Optimal Deployment of BECCS and DACCS around the North Sea
Romain Presty  1, 2, *@  
1 : IFP Energies nouvelles
IFPEN, IFP Energies nouvelles, 1 et 4 avenue de Bois-Préau, 92852 Rueil-Malmaison, France.
2 : Centrale Supelec
CentraleSupelec, Saclay, France.
* : Corresponding author

The Intergovernmental Panel on Climate Change (IPCC) emphasizes that reaching the 1.5°C climate target requires large-scale deployment of Carbon Dioxide Removal (CDR) technologies. Among engineered options, Bioenergy with Carbon Capture and Storage (BECCS) and Direct Air Carbon Capture and Storage (DACCS) are considered essential to offset residual emissions from hard-to-abate sectors and to achieve net-negative emissions trajectories. However, significant uncertainties persist regarding the cost-effective pathways for their deployment, particularly at the regional level. This study addresses this gap by developing a dynamic, spatially explicit, cost-optimization model that examines how, where, and when BECCS and DACCS should be deployed across seven European countries and regions bordering the North Sea: France, the United Kingdom, Germany, Benelux, Denmark, Sweden, and Norway, from 2025 to 2050.

The model minimizes the discounted cost per ton of net CO₂ removed while accounting for techno-economic parameters, infrastructure constraints, learning-by-doing effects, and the evolving decarbonization of electricity grids. It integrates lifecycle emissions, three-year construction delays, national capacity limits, and differentiated costs for transport and storage based on proximity to North Sea infrastructure projects such as Northern Lights. The model adopts earning rates and uses country-specific biogenic CO₂ potentials and electricity decarbonization pathways.

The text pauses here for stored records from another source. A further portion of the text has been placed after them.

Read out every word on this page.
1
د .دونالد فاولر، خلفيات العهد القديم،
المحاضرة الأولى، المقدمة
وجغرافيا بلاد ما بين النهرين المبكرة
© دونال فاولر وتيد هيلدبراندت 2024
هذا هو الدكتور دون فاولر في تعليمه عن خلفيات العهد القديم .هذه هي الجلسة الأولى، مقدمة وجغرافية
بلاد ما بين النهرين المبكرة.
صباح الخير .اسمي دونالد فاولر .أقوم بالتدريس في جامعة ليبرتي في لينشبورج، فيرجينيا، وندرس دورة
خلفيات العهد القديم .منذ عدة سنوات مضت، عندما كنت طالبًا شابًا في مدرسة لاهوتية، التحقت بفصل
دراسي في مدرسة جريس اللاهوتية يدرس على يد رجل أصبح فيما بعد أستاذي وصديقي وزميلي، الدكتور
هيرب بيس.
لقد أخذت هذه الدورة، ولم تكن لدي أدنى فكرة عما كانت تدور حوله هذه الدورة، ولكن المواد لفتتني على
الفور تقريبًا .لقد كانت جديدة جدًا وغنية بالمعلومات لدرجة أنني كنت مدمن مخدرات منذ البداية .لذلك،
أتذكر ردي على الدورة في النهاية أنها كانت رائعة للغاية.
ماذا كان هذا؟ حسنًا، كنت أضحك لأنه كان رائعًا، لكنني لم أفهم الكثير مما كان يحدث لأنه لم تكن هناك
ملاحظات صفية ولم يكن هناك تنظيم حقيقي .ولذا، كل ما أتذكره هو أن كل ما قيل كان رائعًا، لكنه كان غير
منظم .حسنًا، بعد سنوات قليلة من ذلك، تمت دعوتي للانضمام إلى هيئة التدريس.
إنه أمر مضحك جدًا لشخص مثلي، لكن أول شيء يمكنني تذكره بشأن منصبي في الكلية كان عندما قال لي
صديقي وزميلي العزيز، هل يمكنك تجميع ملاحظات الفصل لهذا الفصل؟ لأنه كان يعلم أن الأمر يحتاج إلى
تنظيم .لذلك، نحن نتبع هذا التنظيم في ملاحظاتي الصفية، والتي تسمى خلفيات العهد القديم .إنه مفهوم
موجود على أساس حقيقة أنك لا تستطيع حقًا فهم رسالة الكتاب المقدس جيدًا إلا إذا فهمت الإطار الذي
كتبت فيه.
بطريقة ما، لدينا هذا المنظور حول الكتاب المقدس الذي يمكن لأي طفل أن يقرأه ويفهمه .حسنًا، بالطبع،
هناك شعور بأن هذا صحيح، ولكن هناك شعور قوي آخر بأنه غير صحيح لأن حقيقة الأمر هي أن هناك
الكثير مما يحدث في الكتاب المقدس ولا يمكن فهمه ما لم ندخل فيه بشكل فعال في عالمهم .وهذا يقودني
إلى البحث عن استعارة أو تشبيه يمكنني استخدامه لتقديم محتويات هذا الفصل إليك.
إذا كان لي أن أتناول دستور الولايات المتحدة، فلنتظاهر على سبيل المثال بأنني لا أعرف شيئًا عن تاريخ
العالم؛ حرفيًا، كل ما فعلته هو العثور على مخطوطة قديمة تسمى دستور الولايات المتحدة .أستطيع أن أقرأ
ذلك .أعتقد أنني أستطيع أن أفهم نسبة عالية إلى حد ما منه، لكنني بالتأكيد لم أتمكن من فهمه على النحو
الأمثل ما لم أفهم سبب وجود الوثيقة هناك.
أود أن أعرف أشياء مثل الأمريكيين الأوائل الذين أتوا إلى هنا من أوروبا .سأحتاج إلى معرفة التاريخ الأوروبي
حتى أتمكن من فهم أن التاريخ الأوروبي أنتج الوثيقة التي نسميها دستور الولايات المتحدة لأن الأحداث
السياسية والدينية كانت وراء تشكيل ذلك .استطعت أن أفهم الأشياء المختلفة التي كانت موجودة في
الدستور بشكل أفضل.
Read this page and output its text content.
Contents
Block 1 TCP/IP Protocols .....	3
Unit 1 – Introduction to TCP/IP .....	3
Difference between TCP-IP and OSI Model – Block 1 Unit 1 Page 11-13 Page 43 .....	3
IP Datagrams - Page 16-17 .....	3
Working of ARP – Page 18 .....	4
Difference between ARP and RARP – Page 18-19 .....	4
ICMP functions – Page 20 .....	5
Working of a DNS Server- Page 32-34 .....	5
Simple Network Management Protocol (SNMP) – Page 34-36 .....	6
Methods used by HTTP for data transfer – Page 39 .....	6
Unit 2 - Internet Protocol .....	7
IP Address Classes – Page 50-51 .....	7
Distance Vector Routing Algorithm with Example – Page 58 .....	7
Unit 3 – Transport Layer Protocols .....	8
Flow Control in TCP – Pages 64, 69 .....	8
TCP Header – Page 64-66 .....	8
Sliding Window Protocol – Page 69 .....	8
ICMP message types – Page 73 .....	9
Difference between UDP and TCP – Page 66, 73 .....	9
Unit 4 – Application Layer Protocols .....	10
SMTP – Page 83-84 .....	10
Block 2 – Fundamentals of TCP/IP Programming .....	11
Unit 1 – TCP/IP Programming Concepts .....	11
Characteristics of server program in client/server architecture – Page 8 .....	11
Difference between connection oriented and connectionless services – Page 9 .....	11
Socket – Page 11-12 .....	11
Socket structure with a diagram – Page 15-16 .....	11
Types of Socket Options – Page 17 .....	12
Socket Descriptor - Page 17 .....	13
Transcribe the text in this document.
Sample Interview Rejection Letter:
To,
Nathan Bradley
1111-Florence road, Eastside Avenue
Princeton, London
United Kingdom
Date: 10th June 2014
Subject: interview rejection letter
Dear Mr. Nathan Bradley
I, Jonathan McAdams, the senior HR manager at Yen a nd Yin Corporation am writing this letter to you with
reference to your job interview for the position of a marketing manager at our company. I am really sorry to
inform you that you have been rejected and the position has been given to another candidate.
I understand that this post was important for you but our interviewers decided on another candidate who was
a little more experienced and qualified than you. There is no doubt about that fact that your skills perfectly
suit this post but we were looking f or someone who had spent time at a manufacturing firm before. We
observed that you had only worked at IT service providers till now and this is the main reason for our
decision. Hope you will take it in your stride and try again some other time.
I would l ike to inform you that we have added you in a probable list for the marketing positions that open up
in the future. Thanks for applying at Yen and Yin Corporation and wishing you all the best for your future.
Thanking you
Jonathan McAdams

The results reveal a two-phase deployment strategy. In the early period (2025–2040), BECCS dominates due to its relative cost advantage and integration with existing biomass infrastructures. Countries such as the UK and Sweden lead the deployment, leveraging biomass availability and early access to transport and storage facilities. However, as biomass constraints become binding and electricity grids increasingly decarbonize, DACCS emerges as the dominant removal technology after 2040. Early DACCS investments occur in Norway due to its near-zero carbon electricity, followed by France and the UK as capital costs decline. By 2050, DACCS overtakes BECCS in terms of annual removals.

Economic results show an average removal cost of approximately €270 per ton of CO₂, though substantial geographical disparities exist. Countries such as the UK and Sweden bear the highest cumulative costs, while Denmark and the Benelux region incur lower burdens due to size constraints and limited biomass availability. When costs are expressed relative to national GDP, Sweden and Norway appear particularly exposed, raising important questions of fairness and the need for coordinated burden-sharing mechanisms.

The study highlights three critical enabling factors for successful CDR deployment: (i) sustainable biomass supply, (ii) access to low-carbon electricity, and (iii) proximity to CO₂ transport and storage infrastructure. It emphasizes the need for targeted European policies, including regulatory support for sustainable biomass, accelerated grid decarbonization, and investment in shared cross-border CO₂ infrastructure.